We kept spending more and more time together. I bought wicking shirts, cute skirts and fancy, cushioned shoes. I studied up on training plans and fueling strategies. I ran a marathon. I bought books about running and more shoes. I wanted to be the very best runner I could be, so I did everything I could to bring running even closer to me.
That first fight, though, was followed by others – IT pain, tendonitis, sciatica and stress fractures. My trust in running wasn’t broken, but I was starting to feel a niggling doubt in the back of my mind that hadn’t been there before. Every injury meant more time away from running and more fear that maybe we weren’t meant to be together after all. Slowly, I morphed from the exciting, carefree girl who was always ready to run into a woman desperately clinging to an increasingly troublesome relationship.
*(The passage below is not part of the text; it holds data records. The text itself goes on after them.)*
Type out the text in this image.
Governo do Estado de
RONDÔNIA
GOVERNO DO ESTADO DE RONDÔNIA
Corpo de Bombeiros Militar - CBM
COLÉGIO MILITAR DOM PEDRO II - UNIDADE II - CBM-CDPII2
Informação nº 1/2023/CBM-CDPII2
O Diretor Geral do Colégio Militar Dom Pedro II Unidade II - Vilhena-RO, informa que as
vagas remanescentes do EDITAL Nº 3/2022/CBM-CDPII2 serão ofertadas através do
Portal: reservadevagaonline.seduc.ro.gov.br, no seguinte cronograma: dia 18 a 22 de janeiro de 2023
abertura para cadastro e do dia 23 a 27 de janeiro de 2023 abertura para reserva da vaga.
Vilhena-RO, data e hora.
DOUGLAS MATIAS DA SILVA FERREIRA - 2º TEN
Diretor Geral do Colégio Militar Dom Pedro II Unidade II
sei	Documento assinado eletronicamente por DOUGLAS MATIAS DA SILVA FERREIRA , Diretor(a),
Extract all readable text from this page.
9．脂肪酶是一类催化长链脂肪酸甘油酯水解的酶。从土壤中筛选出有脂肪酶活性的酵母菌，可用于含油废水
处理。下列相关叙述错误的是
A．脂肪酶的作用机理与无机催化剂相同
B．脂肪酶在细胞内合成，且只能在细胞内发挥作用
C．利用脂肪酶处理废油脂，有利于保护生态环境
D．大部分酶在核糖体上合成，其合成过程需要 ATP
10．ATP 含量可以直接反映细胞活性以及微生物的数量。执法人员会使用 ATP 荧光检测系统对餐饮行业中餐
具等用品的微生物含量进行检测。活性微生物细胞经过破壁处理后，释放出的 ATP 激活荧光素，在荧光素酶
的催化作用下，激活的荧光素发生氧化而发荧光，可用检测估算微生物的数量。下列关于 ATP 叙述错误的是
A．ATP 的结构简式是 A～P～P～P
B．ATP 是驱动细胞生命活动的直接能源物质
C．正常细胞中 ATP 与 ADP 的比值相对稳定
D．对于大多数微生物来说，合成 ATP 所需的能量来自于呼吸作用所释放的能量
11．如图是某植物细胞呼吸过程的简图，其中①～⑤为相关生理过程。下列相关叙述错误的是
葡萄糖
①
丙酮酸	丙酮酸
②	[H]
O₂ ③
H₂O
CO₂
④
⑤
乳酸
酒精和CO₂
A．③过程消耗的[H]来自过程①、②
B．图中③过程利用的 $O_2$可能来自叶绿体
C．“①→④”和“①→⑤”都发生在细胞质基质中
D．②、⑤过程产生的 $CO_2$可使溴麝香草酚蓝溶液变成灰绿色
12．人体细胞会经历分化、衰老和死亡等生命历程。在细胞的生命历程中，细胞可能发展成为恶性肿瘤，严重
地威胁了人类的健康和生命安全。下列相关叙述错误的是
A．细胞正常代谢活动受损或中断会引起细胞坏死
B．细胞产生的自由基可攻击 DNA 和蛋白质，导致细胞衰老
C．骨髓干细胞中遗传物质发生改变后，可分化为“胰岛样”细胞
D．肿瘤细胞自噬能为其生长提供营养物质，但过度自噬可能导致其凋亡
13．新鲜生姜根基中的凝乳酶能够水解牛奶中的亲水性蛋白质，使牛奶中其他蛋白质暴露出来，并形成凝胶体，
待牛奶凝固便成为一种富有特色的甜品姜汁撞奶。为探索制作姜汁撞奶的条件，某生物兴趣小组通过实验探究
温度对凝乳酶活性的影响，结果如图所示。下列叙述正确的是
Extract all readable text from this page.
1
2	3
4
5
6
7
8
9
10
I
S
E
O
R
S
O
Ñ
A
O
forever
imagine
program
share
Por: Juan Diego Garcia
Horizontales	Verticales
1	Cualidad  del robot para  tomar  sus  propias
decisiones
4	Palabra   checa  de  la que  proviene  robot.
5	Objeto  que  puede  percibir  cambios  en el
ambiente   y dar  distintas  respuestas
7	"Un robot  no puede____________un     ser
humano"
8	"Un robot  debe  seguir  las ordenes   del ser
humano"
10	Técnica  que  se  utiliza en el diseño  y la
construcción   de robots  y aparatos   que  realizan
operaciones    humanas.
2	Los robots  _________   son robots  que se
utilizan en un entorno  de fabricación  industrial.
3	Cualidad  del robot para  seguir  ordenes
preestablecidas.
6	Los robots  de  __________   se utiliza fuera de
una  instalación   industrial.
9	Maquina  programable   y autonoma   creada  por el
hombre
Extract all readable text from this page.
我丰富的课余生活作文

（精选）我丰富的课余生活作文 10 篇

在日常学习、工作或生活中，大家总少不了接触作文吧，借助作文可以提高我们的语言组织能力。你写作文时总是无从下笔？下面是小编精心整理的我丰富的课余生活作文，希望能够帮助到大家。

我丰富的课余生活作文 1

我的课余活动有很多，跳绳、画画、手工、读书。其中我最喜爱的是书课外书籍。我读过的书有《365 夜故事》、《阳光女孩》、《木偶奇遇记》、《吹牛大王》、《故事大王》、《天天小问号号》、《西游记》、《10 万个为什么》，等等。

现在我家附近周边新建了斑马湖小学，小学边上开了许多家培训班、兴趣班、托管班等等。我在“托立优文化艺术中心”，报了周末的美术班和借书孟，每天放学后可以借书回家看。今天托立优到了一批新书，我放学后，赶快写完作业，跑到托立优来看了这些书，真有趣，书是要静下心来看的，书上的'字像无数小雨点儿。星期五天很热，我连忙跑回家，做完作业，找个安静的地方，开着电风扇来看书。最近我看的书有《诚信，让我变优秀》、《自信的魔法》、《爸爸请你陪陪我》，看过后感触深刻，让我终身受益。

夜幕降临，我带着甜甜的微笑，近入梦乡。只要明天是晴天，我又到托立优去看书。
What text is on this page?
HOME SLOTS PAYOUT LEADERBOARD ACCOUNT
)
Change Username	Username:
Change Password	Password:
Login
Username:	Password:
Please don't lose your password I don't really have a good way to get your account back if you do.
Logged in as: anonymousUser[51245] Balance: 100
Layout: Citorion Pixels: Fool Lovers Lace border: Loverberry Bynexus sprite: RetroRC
I felt the problem must be with me, so I made changes. I ran more. I ran less. I cross-trained more. I ran slower. I ran faster. I bought more shoes. I stopped wearing shoes. None of these changes brought any real relief, and I’ve actually begun to wonder if they’ve made things worse.
My current yearlong foray into barefoot running has brought just as many injuries as all those heel-striking years. At first, my midfoot strike was too exaggerated and I kept having to reduce mileage because of top of the foot pain. Eventually, I gave myself a nice little metatarsal stress fracture and it was back to the drawing board. It’s safe to say that natural running didn’t come *ahem* naturally to me.
Determined to make barefooting work, I built my mileage slowly (again) and concentrated on my form (even more than before). Like a bad penny that keeps turning up, though, there was a run-stopping pain as soon as I got to double digits, this time tendonitis on the outside of my ankle near the heel. An odd spot, for sure, but a clear indication that I am still doing something wrong. *sigh*
What’s a girl in love supposed to do? I’ve had that ring on my finger for six years now and I want it all – marriage, kids, and a house with a white picket fence! What I really, really, really want is to go back to those giddy early days, when running and I were destined for happily ever after. But I think maybe running just wants to be friends.
What’s your relationship with running?